The Kenya National Bureau of Statistics (KNBS) states that at least 300,000 Kenyans have lost their jobs due to the Coronavirus pandemic between the period of January and March this year.

KNBC noted that the number of employed Kenyans plunged to 17.8 million as of March from 18.1 million people as compared to last year in December. The Report states that the unemployment rate in Kenya stands at 13.7 per cent as of March this year while it stood 12.4 per cent in December 2019.


Mama T (not her real name) is among millions of Kenyans who have been affected by containment measures put in place to curb the spread of the virus, either by losing their source of income or having to work under tough guidelines put in place by the MOH.
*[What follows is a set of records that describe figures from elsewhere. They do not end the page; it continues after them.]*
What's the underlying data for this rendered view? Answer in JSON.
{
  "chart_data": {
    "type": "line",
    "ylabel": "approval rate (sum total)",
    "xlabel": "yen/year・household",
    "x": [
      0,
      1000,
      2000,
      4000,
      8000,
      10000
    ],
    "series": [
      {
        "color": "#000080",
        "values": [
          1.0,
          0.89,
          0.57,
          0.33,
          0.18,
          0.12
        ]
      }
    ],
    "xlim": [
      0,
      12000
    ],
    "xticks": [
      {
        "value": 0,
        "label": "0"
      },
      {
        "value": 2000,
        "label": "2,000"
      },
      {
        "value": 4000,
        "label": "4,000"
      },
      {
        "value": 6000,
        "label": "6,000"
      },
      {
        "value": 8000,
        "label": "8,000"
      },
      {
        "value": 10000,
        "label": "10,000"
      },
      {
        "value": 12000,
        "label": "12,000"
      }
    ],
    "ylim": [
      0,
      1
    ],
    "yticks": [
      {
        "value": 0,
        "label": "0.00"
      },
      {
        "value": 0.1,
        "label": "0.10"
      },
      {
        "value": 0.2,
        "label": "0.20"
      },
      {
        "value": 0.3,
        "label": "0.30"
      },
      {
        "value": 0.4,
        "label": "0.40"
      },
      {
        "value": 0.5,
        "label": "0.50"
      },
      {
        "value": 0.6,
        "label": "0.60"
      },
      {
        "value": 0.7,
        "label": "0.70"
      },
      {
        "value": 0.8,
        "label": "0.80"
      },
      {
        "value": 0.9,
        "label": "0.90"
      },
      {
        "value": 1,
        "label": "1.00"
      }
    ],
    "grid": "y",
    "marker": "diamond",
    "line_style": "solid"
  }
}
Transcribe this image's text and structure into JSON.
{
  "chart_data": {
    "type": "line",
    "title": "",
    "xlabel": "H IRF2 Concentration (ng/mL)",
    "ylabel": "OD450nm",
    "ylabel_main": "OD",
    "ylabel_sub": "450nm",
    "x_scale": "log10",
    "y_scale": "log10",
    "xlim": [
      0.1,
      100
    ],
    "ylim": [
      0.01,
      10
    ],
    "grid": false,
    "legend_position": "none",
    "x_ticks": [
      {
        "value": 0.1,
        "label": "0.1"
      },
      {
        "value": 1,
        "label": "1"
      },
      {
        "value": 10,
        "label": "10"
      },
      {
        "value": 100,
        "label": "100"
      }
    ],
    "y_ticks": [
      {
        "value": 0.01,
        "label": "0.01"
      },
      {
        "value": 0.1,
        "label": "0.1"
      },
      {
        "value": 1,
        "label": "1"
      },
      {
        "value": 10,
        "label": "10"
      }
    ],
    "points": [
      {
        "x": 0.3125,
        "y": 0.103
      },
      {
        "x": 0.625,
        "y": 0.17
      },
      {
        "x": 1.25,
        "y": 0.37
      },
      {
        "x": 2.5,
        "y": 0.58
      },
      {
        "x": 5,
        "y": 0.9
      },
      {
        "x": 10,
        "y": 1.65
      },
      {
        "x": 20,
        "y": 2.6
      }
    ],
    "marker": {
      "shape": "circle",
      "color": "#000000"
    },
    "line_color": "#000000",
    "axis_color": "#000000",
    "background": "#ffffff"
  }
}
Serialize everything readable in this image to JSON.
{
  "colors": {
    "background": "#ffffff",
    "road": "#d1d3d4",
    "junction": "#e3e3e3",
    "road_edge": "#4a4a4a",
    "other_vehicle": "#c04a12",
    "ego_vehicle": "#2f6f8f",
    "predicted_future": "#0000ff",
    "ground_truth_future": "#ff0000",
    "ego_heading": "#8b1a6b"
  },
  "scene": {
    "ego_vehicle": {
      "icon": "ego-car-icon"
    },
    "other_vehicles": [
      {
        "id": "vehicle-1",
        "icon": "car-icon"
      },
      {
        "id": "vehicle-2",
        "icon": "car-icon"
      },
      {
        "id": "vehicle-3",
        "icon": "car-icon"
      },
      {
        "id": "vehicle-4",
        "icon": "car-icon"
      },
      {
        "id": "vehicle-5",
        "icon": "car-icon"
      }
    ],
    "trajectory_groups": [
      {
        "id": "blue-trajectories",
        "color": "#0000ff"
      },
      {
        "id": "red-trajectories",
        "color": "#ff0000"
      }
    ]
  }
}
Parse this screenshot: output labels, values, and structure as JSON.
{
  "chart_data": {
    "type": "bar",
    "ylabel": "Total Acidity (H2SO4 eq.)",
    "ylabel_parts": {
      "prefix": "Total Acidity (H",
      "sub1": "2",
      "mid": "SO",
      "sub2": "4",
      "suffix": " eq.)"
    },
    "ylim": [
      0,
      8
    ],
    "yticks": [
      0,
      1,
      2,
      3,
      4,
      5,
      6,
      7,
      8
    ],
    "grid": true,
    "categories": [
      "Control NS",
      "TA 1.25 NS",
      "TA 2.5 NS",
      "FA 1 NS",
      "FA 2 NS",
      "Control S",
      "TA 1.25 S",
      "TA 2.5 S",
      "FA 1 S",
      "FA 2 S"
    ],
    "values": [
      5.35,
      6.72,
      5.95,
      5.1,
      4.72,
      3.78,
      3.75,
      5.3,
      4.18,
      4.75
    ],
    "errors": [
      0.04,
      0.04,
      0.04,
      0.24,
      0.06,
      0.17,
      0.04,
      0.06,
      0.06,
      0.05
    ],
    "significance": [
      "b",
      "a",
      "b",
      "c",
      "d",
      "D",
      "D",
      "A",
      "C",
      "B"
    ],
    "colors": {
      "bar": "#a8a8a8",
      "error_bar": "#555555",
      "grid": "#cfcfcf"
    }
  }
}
As young mother and an event organizer, she has found it hard to explain to her children why they cannot go to school or socialize freely with their peers as before.

“Sometimes it gets difficult as they do not understand what is happening due to their age, this at times becomes hard on me as they often think I am punishing them,”

Her contract was put on hold as no event or public gatherings can take place due to the pandemic. This has brought other challenges along with it, as she has to find means of fending for her family expenditures that including rent and food.

“I often wake up in the middle of the night with worries about my next move as the pandemic does not exhibit any signs of easing up,” she says. She adds that she has been forced to sort for manual jobs to keep her family afloat.

Ms. Mary Wahome, a Counseling Psychologist and Programs Director at ‘The Reason to Hope,’ in Karen, Nairobi says that such kind of drastic life changes have an adverse effect on one’s mental status including their family members and if not addressed early can lead to depression among other issues.

“We have had cases of people indulging in substance abuse to deal with the uncertainty and stress brought about by the pandemic, this in turn leads to dependence and also domestic abuse,”

Sam Njoroge , a waiter at a local hotel in Kiambu, has found himself indulging in substance abuse due to challenges he is facing after the hotel he was working in was closed down as it has not yet met the standards required by the MOH to open.

“My day starts at 6am where I go to a local pub, here I can get a drink for as little as Sh30, It makes me suppress the frustration I feel.” he says.

Sam is among the many who have found themselves in the same predicament and resulted to substance abuse finding ways to beat strict measures put in place by the government on the sale of alcohol so as to cope.

Mary says, situations like Sam’s are dangerous and if not addressed early can lead to serious complications, including addiction and dependency, violent behavior and also early death due to health complications.

She has, however, lauded the government for encouraging mental wellness and also launching the Psychological First Aid (PFA) guide in the wake of the virus putting emphasis on the three action principal of look, listen and link. “When we follow this it will be easy to identify an individual in distress and also offer assistance”.

Mary has urged anyone feeling the weight of the virus taking a toll on them not to hesitate but look for someone to talk to.

“You should not only seek help from a specialist but also talk to a friend, let them know what you are undergoing and how you feel, this will help ease their emotional stress and also find ways of dealing with the situation they are facing,” She added

Mary continued to stress on the need to perform frequent body exercises as a form of stress relief, reading and also taking advantage of this unfortunate COVID-19 period to engage in hobbies and talent development.

“Let people take this as an opportunity to kip fit, get in touch with one’s inner self and  also engage in   reading that would  help expand their knowledge.